The majority affirmed, concluding that even though the guidelines are no longer "law," they "represent the crucial starting point, as well as the initial benchmark, for the regimented sentencing process." Slip op. at 10. Therefore, there was a "significant risk" that application of the amended guidelines would result in increased punishment, and therefore their application would violate the Ex Post Facto Clause. Judge Goodwin dissented, noting that if the guidelines do not have the force of law, then application of an amended guideline cannot possibly violate the Ex Post Facto Clause.
The majority cannot possibly be correct. If the guidelines are not "law" for the purposes of the Sixth Amendment, how then can they be "law" for purposes of the Ex Post Facto Clause? Of course they cannot, but the majority does not seriously dispute this. Instead, the majority ignores the clear limitation of the Clause to "laws" that retroactively increase punishment, holding that the controlling criterion for the Ex Post Facto analysis is whether there is a significant risk of increased punishment.
The case the majority relies on for its "significant risk" test,
Garner v. Jones, 529 U.S. 244 (2000), does not support such a fundamental change in the jurisprudence of the Ex Post Facto Clause.
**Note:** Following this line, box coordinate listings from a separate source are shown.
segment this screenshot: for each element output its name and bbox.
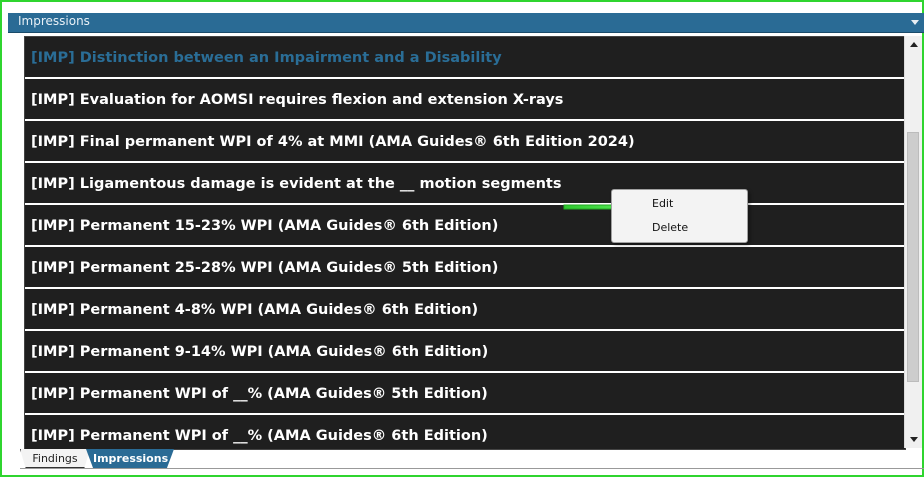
scrollbar-thumb[interactable] [907,132,919,382]
caret-down-icon[interactable] [911,20,919,25]
list-item[interactable]: [IMP] Permanent 15-23% WPI (AMA Guides® … [25,205,905,247]
context-menu-edit[interactable]: Edit [652,195,673,213]
divider [20,468,924,469]
list-item[interactable]: [IMP] Permanent 9-14% WPI (AMA Guides® 6… [25,331,905,373]
scroll-up-button[interactable] [905,36,922,53]
list-item[interactable]: [IMP] Permanent 4-8% WPI (AMA Guides® 6t… [25,289,905,331]
vertical-scrollbar[interactable] [904,36,922,448]
tab-findings[interactable]: Findings [20,449,90,468]
tab-impressions[interactable]: Impressions [86,449,174,468]
list-item[interactable]: [IMP] Final permanent WPI of 4% at MMI (… [25,121,905,163]
app-frame: Impressions [IMP] Distinction between an… [0,0,924,477]
impressions-list: [IMP] Distinction between an Impairment … [24,36,906,450]
list-item[interactable]: [IMP] Permanent 25-28% WPI (AMA Guides® … [25,247,905,289]
list-item[interactable]: [IMP] Ligamentous damage is evident at t… [25,163,905,205]
list-item[interactable]: [IMP] Permanent WPI of __% (AMA Guides® … [25,373,905,415]
list-item[interactable]: [IMP] Distinction between an Impairment … [25,37,905,79]
list-item[interactable]: [IMP] Permanent WPI of __% (AMA Guides® … [25,415,905,449]
context-menu: Edit Delete [611,189,748,243]
arrow-up-icon [910,42,918,47]
context-menu-delete[interactable]: Delete [652,219,688,237]
scroll-down-button[interactable] [905,431,922,448]
list-item[interactable]: [IMP] Evaluation for AOMSI requires flex… [25,79,905,121]
panel-title: Impressions [18,14,90,28]
impressions-panel-header[interactable]: Impressions [8,13,924,33]
arrow-down-icon [910,437,918,442]
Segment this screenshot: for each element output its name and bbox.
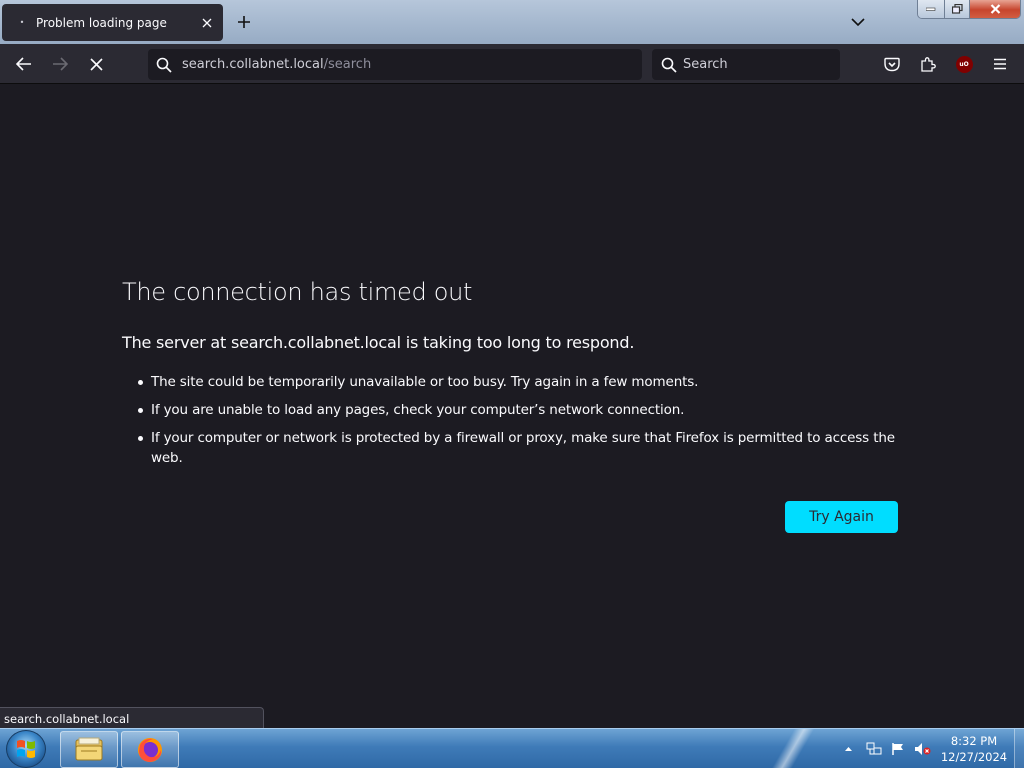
error-title: The connection has timed out — [122, 278, 473, 306]
restore-icon — [951, 4, 963, 14]
stop-button[interactable] — [82, 50, 110, 78]
url-path: /search — [323, 57, 372, 72]
action-center-tray-icon[interactable] — [890, 729, 906, 768]
url-host: search.collabnet.local — [182, 57, 324, 72]
tab-strip: • Problem loading page — [0, 0, 1024, 44]
list-item: The site could be temporarily unavailabl… — [138, 372, 911, 392]
window-close-button[interactable] — [970, 0, 1020, 18]
show-desktop-button[interactable] — [1014, 729, 1024, 768]
hamburger-menu-icon — [994, 58, 1006, 70]
folder-icon — [75, 737, 103, 760]
speaker-muted-icon — [915, 743, 931, 755]
taskbar-explorer-button[interactable] — [60, 731, 118, 768]
stop-x-icon — [89, 57, 103, 71]
forward-button[interactable] — [46, 50, 74, 78]
taskbar-firefox-button[interactable] — [121, 731, 179, 768]
network-icon — [866, 742, 882, 755]
ublock-shield-icon: uO — [955, 55, 973, 73]
taskbar: 8:32 PM 12/27/2024 — [0, 728, 1024, 768]
taskbar-glare — [760, 729, 820, 768]
error-description: The server at search.collabnet.local is … — [122, 333, 635, 352]
taskbar-clock[interactable]: 8:32 PM 12/27/2024 — [938, 733, 1010, 765]
new-tab-button[interactable] — [232, 10, 256, 34]
plus-icon — [238, 16, 250, 28]
close-icon[interactable] — [195, 11, 219, 35]
error-page: The connection has timed out The server … — [0, 85, 1024, 728]
search-icon — [156, 57, 172, 73]
back-button[interactable] — [10, 50, 38, 78]
close-x-icon — [990, 4, 1000, 14]
arrow-left-icon — [16, 57, 31, 71]
volume-tray-icon[interactable] — [914, 729, 932, 768]
flag-icon — [892, 743, 903, 755]
list-item: If your computer or network is protected… — [138, 428, 911, 468]
search-icon — [661, 57, 677, 73]
search-input[interactable] — [683, 57, 833, 72]
url-bar[interactable]: search.collabnet.local/search — [148, 49, 642, 80]
try-again-button[interactable]: Try Again — [785, 501, 898, 533]
pocket-button[interactable] — [878, 50, 906, 78]
tab-problem-loading[interactable]: • Problem loading page — [2, 4, 223, 41]
ublock-origin-button[interactable]: uO — [950, 50, 978, 78]
restore-button[interactable] — [945, 0, 970, 18]
clock-date: 12/27/2024 — [940, 750, 1008, 764]
pocket-icon — [884, 57, 900, 71]
window-controls — [917, 0, 1021, 19]
puzzle-piece-icon — [921, 57, 936, 72]
list-item: If you are unable to load any pages, che… — [138, 400, 911, 420]
status-panel: search.collabnet.local — [0, 707, 264, 729]
network-tray-icon[interactable] — [866, 729, 882, 768]
show-hidden-icons-button[interactable] — [844, 729, 853, 768]
list-all-tabs-button[interactable] — [846, 10, 870, 34]
suggestion-list: The site could be temporarily unavailabl… — [138, 372, 911, 476]
clock-time: 8:32 PM — [950, 734, 998, 748]
arrow-right-icon — [53, 57, 68, 71]
search-bar[interactable] — [652, 49, 840, 80]
chevron-down-icon — [851, 17, 865, 26]
tab-title: Problem loading page — [36, 15, 167, 30]
desktop-screen: • Problem loading page uO search.collabn… — [0, 0, 1024, 768]
chevron-up-icon — [845, 747, 852, 751]
app-menu-button[interactable] — [986, 50, 1014, 78]
start-button[interactable] — [6, 730, 46, 768]
minimize-button[interactable] — [918, 0, 945, 18]
minimize-icon — [926, 7, 936, 11]
firefox-icon — [138, 737, 162, 762]
windows-logo-icon — [17, 740, 35, 758]
loading-dot-icon: • — [19, 18, 25, 27]
extensions-button[interactable] — [914, 50, 942, 78]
Garner involved an extension of time (from 3 to 8 years) between parole hearings for certain offenders. The Court held that whether such an extension on its face violated the Ex Post Facto Clause depended upon whether it created a significant risk that an inmate's punishment would be increased. Significantly, the Court did not back off of the premise that before the Clause applies, the change must be a law, or have the effect of law--as the rule change extending the time between parole hearings unquestionably did.
In reaching this holding, the Fourth Circuit joined the D.C. Circuit and rejected the position of the Seventh Circuit. I imagine a cert. grant will be coming on this issue sooner or later.